Sammy Reshevsky vs. Bobby Fischer
New York/Los Angeles, July-August, 1961


           1 2 3 4 5 6 7 8 9 0 1 2 3
Reshevsky  1 0 ½ ½ 0 ½ 1 ½ ½ ½ ½ 1 1  7½
Fischer    0 1 ½ ½ 1 ½ 0 ½ ½ ½ ½ 0 0  5½


See the Games of the Match!

  • This was an (apparently) non-title match played in 1961. It was supposed to be for 16 games, but Fischer forfeited Game 12 over a scheduling dispute, and withdrew from the match, and resigned it in protest.

  • This is one of two (apparently non-title) instances in which Reshevsky defeated a reigning US Champion in a set match without becoming champion. He also defeated Bisguier in a 10 game match in 1957.

  • It's difficult to get information about this match. As one that Fischer lost, it's not talked about very often, and even when it is, what happened in the 12th game is almost always edited from the record. But from what I've been able to gather, this is what happened:

    The match was tied after 11 games. The 12th game was scheduled for a Saturday, but was pushed forward to Sunday afternoon, due to Reshevsky's unwillingness to play on the Sabbath (a practice later adopted by Fischer himself). Since Reshevsky has always been an Orthodox Jew, don't ask me why the game had ever been scheduled for a Saturday in the first place.

    However, Mrs. Gregor Piatigorsky, one of the sponsors of the match, had a Sunday afternoon commitment that she didn't want to miss, and so intervened to have the game scheduled for Sunday morning instead of Sunday afternoon. Reshevsky agreed to play then, Fischer didn't want to, and so sat in his hotel room as his clock ran out, deliberately forfeiting the game, much as he did in the second game of his 1972 match with Spassky, and in his game against Aivar Gipslis from the 1967 Interzonal.

    As in 1972 Fischer tried to get the game replayed, and as in 1972 he failed, because only Viktor Korchnoi is so insanely chivalrous as to give back a forfeit (as he did with Game 12 of his 1977 Candidates Final, and also with his entire 1983 match with Kasparov, which he had initially won by forfeit). The US Chess Federation insisted on continuing the match with the 13th game, and that's when Fischer not only walked out, but sued both the USCF and Reshevsky (!) in a suit that knocked around the courts for years before evaporating.

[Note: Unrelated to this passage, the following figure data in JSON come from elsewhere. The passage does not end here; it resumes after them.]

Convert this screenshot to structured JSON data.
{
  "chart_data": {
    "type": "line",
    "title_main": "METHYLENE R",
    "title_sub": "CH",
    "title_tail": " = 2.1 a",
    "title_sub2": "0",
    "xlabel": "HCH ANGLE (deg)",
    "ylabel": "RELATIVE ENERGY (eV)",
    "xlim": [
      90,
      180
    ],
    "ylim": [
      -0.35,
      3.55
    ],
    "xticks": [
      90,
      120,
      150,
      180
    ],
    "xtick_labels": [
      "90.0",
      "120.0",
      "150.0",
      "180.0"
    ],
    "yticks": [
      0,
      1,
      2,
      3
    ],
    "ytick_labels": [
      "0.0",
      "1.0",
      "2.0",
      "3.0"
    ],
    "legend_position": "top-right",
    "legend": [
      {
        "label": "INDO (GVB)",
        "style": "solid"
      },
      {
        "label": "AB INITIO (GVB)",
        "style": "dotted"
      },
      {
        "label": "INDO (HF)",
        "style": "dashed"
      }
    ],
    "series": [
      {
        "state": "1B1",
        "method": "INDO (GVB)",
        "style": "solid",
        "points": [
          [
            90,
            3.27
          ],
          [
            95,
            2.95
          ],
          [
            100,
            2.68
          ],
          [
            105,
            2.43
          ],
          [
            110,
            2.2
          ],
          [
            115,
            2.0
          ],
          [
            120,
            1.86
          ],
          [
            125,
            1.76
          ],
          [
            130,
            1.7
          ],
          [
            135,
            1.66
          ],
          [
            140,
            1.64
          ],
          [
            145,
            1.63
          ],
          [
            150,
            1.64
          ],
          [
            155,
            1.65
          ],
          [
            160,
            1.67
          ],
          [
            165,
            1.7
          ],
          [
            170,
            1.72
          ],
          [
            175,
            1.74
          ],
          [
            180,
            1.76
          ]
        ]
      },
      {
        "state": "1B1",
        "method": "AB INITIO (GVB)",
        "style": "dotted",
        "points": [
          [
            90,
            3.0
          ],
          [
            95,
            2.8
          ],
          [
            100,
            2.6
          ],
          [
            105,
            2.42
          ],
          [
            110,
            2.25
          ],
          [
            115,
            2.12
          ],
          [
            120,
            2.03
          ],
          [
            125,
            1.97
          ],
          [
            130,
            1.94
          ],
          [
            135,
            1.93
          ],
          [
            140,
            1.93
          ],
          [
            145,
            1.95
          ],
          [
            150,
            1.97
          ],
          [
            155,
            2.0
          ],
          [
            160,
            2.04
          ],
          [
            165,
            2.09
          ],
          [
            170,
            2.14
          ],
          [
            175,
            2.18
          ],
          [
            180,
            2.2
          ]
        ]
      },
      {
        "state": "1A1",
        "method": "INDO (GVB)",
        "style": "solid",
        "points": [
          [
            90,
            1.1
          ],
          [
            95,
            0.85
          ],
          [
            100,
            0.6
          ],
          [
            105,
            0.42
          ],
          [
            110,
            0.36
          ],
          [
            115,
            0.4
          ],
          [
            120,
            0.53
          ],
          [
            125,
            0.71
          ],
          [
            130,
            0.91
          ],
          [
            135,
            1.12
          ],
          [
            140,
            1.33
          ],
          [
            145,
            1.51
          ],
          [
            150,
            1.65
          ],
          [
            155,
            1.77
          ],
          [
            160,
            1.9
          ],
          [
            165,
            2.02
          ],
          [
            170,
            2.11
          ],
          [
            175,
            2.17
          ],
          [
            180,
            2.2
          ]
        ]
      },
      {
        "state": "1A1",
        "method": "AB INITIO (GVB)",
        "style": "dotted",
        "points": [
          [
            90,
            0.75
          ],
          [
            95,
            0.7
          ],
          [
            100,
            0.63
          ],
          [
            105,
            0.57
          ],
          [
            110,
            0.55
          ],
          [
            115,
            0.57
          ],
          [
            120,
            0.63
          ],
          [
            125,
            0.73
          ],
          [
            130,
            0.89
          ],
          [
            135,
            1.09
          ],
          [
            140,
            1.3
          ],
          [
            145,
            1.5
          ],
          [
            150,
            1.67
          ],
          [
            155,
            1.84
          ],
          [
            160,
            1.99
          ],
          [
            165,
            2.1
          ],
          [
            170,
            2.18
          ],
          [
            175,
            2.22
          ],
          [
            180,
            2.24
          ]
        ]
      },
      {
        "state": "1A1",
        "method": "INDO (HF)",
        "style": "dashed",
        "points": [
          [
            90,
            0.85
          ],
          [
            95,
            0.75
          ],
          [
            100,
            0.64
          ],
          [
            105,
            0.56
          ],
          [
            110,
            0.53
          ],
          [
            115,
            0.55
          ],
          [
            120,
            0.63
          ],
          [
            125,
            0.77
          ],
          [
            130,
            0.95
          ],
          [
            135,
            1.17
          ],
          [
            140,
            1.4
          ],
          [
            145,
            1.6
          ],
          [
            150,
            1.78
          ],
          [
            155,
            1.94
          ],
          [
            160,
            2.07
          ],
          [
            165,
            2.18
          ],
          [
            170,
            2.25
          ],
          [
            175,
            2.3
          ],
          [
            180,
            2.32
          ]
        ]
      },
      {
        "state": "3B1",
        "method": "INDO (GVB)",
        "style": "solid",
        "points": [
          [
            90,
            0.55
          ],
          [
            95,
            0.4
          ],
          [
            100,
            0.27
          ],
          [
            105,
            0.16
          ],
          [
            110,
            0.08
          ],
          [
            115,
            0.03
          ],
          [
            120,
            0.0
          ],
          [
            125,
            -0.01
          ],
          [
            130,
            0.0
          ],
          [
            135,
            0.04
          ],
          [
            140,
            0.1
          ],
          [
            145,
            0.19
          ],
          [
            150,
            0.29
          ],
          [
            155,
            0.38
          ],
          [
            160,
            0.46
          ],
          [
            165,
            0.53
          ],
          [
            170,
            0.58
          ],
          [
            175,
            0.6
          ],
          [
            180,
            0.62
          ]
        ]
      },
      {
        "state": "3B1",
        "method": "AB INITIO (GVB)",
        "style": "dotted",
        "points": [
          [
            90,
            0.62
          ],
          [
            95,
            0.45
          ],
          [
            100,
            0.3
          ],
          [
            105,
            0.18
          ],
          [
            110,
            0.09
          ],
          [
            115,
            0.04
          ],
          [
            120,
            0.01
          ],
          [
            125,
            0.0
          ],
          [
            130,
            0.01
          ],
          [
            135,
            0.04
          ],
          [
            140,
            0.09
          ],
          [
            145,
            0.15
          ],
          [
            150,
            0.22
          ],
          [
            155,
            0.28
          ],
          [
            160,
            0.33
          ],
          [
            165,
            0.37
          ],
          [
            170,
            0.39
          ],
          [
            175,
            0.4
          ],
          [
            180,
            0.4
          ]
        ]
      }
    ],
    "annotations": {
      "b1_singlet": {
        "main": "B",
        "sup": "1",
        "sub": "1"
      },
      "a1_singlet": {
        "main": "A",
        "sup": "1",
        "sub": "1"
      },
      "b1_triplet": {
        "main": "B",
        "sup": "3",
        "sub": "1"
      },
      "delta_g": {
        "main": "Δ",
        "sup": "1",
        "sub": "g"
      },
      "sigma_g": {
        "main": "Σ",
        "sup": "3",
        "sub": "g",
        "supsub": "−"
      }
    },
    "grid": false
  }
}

    As for blame, there seems to be plenty to go around. It does seem rather heavy-handed of one of the match sponsors to force a schedule change on the players, simply for her own personal benefit. On the other hand, Fischer, as usual, chose the worst possible way of dealing with the situation, forfeiting both game and match, losing sight of the real goal of demonstrating a superiority over Reshevsky to get sidetracked on some less important one (similar to what he did by refusing to play in the 1969 US Championship). Losing the match certainly achieved nothing,

  • Another account of this match, from Ralph Ginzburg's 1962 Harper's article on Fischer:

    In a second highly publicized incident, just last summer, Bobby forfeited a sixteen- game, cross-country match to Reshevsky, because the twelfth game of the series was set for 11:00 A.M., an hour that Bobby regarded as uncivil for playing chess. Explaining this to me, he said that the match had originally been scheduled for play at the Beverly Hilton Hotel in Los Angeles on Sunday, August 13, at 1:30 in the afternoon. At ten that morning, he received a phone call from the referee of the game saying that playing time had been moved up to eleven. This, he said, was to accommodate the wishes of the principal patron of the series, Mrs. Jacqueline Piatigorsky, who wanted to be sure the game would be over in time for her to attend a concert to be given that night by her husband, cellist Gregor Piatigorsky. Bobby refused to play at that early hour and cited a clause in his playing contract which stated that playing time had to be acceptable to him. When Bobby failed to show up, the Los Angeles referee announced the game a forfeiture in favor of Reshevsky. The score of the series up to then had been tied at 5 1/2 games each. The forfeiture put Reshevsky ahead, 6 1/2 to 5 1/2.

    The next game was to be played in New York four days later. Fischer refused to continue the series unless the forfeiture were first overruled. No one at the New York offices of the American Chess Foundation, sponsor of the series, was in favor of the decision of the Los Angeles referee and it was almost certain that in due time the forfeiture would be overruled. But Chess Foundation officials resented a threat to quit. "Fischer is holding a gun to our heads," the president, Walter Fried, told the New York Times.

    When playing time for the thirteenth game arrived, the Chess Foundation had not yet overruled the forfeiture and Fischer did not show up for the game. The entire series was then declared a victory by default for Reshevsky and the trophy and prize money were awarded him. "There was no other course we could take consistent with our responsibility and our self respect," Fried said later. Bobby told me that in each of these cases he was merely "defending" his "principles." It is this rigid adherence to principle-to the point of self destruction-that seems to characterize almost all of his difficulties.